Op een zonnige 18 juli (2020) ging de plantenwerkgroep weer voorzichtig op excursie. Met meer auto’s dan gebruikelijk ging het naar de Everdingerwaarden.
Dit gebied zal bij velen bekend zijn, maar bestaat als natuurgebied nog niet zo lang. Het is tussen 2000 en 2006 ontstaan door het uitgraven van de uiterwaarden ten behoeve van de dijkverzwaring langs de Lek. Nu vind je er een grote variatie aan biotopen: vochtig grasland, rietkragen, strangen, slikplaten, rivieroever en moerasbos. De vele orchideeën en ratelaars waren in juli al uitgebloeid, maar wilde peen, knoopkruid, sint-janskruid, jacobskruiskruid en echte valeriaan zorgden voor een ware bloemenzee. De rietkragen vormden lange, paarse banden door de bloeiende grote kattenstaart, waar de zilverreigers en lepelaars mooi tegen afstaken. Het timoteegras was ook op het hoogtepunt van haar bloei. De wijduitstaande meeldraden gaven de aren de aanblik van lange, pluizige staarten. Tussen de algemene soorten vonden we ook opvallend veel zeldzame soorten zoals moeraskartelblad, veldsalie, kleine en grote pimpernel, blaassilene, beemdkroon, echt en fraai duizendguldenkruid en echt bitterkruid. De toevoeging “echt” hoort echt bij de naam maar geeft aan dat verwarring mogelijk is met sterk gelijkende soorten. De flora moest er dus regelmatig aan te pas komen. Hierdoor werd door de meeste floristen het kalm overvliegen van de roerdomp gemist. Opvallend was ook het talrijk voorkomen van de esparcette, een in Nederland zeldzame vlinderbloemige met lange, geveerde bladeren en een hoge tros met prachtige roze bloemen, overtrokken met evenwijdige, donkerroze streepjes.
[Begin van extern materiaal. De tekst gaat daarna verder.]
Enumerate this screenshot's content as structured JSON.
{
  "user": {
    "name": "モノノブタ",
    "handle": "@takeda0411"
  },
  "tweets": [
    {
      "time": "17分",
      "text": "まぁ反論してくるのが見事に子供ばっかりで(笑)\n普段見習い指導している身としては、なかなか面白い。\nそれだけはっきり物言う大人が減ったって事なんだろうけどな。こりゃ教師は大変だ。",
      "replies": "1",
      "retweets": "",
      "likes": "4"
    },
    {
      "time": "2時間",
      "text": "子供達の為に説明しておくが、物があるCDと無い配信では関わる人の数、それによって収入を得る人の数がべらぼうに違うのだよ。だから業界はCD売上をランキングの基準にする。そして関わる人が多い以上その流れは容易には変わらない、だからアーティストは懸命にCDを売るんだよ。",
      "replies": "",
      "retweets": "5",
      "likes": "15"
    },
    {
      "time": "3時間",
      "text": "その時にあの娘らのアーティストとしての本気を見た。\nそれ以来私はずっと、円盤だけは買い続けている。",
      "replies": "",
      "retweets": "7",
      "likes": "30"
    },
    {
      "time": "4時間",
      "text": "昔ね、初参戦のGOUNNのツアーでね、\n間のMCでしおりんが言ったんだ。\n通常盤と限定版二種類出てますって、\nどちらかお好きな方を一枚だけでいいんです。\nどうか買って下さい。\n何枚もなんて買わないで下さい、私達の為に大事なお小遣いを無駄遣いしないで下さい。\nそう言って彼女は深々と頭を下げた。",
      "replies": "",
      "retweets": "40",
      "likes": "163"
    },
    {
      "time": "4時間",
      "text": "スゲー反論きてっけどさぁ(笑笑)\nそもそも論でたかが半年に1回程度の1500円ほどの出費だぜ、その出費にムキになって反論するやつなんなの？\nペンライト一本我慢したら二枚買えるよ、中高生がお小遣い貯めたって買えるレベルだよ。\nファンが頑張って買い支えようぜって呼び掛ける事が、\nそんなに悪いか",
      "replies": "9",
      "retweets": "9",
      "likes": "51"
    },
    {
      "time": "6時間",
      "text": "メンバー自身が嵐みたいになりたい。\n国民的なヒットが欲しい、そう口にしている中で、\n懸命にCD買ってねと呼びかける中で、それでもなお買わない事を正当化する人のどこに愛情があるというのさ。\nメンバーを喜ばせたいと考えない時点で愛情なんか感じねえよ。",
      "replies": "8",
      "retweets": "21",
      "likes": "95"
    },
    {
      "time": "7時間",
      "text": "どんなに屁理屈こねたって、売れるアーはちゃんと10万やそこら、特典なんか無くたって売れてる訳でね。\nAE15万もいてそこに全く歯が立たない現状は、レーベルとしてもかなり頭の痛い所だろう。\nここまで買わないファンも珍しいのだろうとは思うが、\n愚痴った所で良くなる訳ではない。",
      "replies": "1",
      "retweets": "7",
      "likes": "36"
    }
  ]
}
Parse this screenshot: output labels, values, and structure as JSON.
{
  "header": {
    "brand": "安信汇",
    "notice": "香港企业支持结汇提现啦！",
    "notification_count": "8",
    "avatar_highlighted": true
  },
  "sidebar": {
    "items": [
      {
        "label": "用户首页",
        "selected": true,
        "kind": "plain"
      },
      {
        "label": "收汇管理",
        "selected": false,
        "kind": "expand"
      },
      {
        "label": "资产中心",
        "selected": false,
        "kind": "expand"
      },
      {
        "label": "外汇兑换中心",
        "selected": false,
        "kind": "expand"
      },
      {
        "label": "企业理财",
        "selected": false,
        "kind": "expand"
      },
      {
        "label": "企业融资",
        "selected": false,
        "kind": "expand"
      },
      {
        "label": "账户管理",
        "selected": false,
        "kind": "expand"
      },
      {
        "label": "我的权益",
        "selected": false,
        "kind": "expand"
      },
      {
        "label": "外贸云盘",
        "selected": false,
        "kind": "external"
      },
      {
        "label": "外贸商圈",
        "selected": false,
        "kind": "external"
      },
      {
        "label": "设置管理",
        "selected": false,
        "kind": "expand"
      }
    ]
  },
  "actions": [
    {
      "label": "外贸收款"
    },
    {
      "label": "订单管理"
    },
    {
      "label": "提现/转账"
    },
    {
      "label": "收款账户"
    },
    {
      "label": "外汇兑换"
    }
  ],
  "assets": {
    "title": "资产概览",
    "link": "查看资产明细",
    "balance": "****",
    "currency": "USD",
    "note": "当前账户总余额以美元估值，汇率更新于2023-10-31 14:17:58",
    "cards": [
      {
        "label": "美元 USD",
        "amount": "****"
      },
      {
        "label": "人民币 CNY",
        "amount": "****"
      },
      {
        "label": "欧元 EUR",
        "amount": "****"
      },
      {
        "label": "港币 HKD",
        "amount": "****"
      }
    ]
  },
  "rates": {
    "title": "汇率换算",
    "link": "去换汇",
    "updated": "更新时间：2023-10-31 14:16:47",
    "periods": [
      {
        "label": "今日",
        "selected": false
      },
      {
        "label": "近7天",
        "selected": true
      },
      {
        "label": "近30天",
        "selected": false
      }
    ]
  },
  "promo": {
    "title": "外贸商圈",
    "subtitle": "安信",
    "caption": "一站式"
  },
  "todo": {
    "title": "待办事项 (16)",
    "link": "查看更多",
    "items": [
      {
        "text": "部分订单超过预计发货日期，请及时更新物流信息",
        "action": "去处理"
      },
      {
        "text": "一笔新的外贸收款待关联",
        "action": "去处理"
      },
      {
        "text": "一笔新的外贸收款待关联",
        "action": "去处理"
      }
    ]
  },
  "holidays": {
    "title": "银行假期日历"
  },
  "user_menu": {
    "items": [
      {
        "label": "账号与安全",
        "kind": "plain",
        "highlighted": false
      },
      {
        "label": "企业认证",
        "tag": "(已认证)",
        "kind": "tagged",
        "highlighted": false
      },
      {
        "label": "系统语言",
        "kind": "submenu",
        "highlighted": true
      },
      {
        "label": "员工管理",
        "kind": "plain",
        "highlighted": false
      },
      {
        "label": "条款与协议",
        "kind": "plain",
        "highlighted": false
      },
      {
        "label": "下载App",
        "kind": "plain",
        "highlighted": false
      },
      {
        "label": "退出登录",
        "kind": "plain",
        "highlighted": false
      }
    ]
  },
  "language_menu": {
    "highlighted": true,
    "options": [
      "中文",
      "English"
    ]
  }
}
Esparcette (foto Arnout Imhof)
Eveneens afkomstig uit Zuid- en Midden-Europa waren de kleine mantelanjer en het mariëtteklokje aan het inburgeren. Nu nog zeldzaam, maar wellicht in de toekomst niet meer. Dichter bij de oever van de Lek stonden kruisdistels met hun stekelige bleekblauwgroene blad en veel nog net niet bloeiende hertsmunt. Direct aan de oever vonden we onder meer het geoord helmkruid en de beekpunge. In het water nabij het stilgelegde pontje konden we na grondige determinatie van de drijvende en ondergedoken bladeren het zeldzame rivierfonteinkruid noteren.
Ondertussen keerde de roerdomp terug van gedane zaken, zodat een uitrustende excursieganger erin slaagde om deze vogel alsnog te fotograferen. Bovenlangs de dijk teruglopend naar het parkeerplaatsje gingen enkelen nog op zoek naar de dubbelkelk, die op de heenreis vanuit de auto en vanaf de fiets werd vermoed. Deze planten konden worden teruggevonden, ondanks dat ze hun bloemhoofdjes aan het einde van de ochtend alweer hadden gesloten.